Lecompton is a city in Douglas County, Kansas, United States. It is part of the Lawrence, Kansas Metropolitan Statistical Area. The population was 608 at the 2000 census. Lecompton played a major historical role in pre-Civil War America as the Territorial capital of Kansas from 1855 to 1861. This time period was known as Bleeding Kansas.
Lecompton was founded in 1854 and planted on a bluff on the south bank of the Kansas River. It was originally called "Bald Eagle", but then later changed to Lecompton in honor of Samuel Lecompte, the chief justice of the territorial supreme court. In the spring of 1855, the town became the official capital of the Kansas Territory. President James Buchanan appointed a governor and officials to establish government offices in Lecompton, and construction began on an elegant capitol building.
In the fall of 1857 a convention met in Constitution Hall and drafted the famous Lecompton Constitution, which would have admitted Kansas as a slave state.

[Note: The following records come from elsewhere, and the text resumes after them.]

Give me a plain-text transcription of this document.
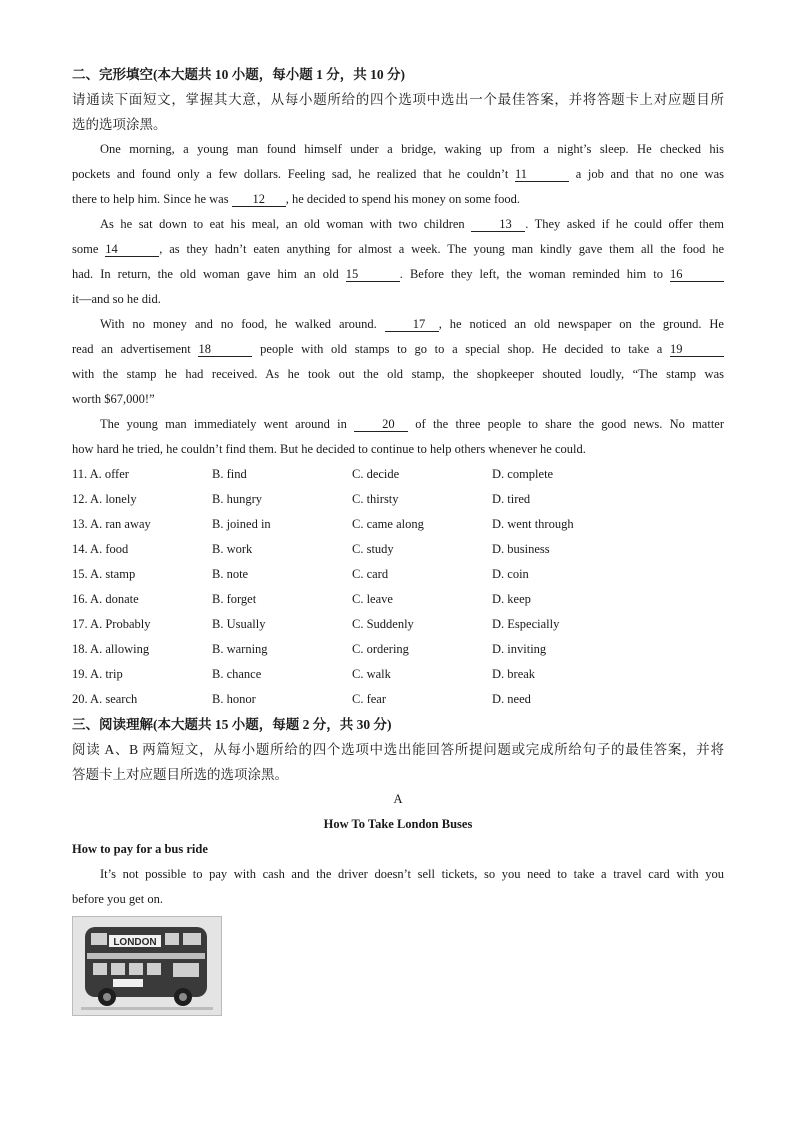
二、完形填空(本大题共 10 小题，每小题 1 分，共 10 分)

请通读下面短文，掌握其大意，从每小题所给的四个选项中选出一个最佳答案，并将答题卡上对应题目所

选的选项涂黑。

One morning, a young man found himself under a bridge, waking up from a night’s sleep. He checked his

pockets and found only a few dollars. Feeling sad, he realized that he couldn’t 11	a job and that no one was

there to help him. Since he was 12 , he decided to spend his money on some food.

As he sat down to eat his meal, an old woman with two children	13 . They asked if he could offer them

some 14	, as they hadn’t eaten anything for almost a week. The young man kindly gave them all the food he

had. In return, the old woman gave him an old 15	. Before they left, the woman reminded him to 16

it—and so he did.

With no money and no food, he walked around.	17 , he noticed an old newspaper on the ground. He

read an advertisement 18	people with old stamps to go to a special shop. He decided to take a 19

with the stamp he had received. As he took out the old stamp, the shopkeeper shouted loudly, “The stamp was

worth $67,000!”

The young man immediately went around in	20 of the three people to share the good news. No matter

how hard he tried, he couldn’t find them. But he decided to continue to help others whenever he could.

11. A. offer	B. find	C. decide	D. complete
12. A. lonely	B. hungry	C. thirsty	D. tired
13. A. ran away	B. joined in	C. came along	D. went through
14. A. food	B. work	C. study	D. business
15. A. stamp	B. note	C. card	D. coin
16. A. donate	B. forget	C. leave	D. keep
17. A. Probably	B. Usually	C. Suddenly	D. Especially
18. A. allowing	B. warning	C. ordering	D. inviting
19. A. trip	B. chance	C. walk	D. break
20. A. search	B. honor	C. fear	D. need

三、阅读理解(本大题共 15 小题，每题 2 分，共 30 分)

阅读 A、B 两篇短文，从每小题所给的四个选项中选出能回答所提问题或完成所给句子的最佳答案，并将

答题卡上对应题目所选的选项涂黑。

A

How To Take London Buses

How to pay for a bus ride

It’s not possible to pay with cash and the driver doesn’t sell tickets, so you need to take a travel card with you

before you get on.

LONDON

The constitution was rejected after intense national debate and was one of the prime topics of the Lincoln-Douglas debates. The controversy contributed to the growing dispute soon to erupt in civil war. The Lecompton Constitution failed, in part, because the antislavery party won control of the territorial legislature in the election of 1857. The new legislature met at Constitution Hall and immediately began to abolish the pro-slavery laws. The victorious free-state leaders chose Topeka as capital when Kansas became a state on January 29, 1861. The American Civil War began on April 12, 1861.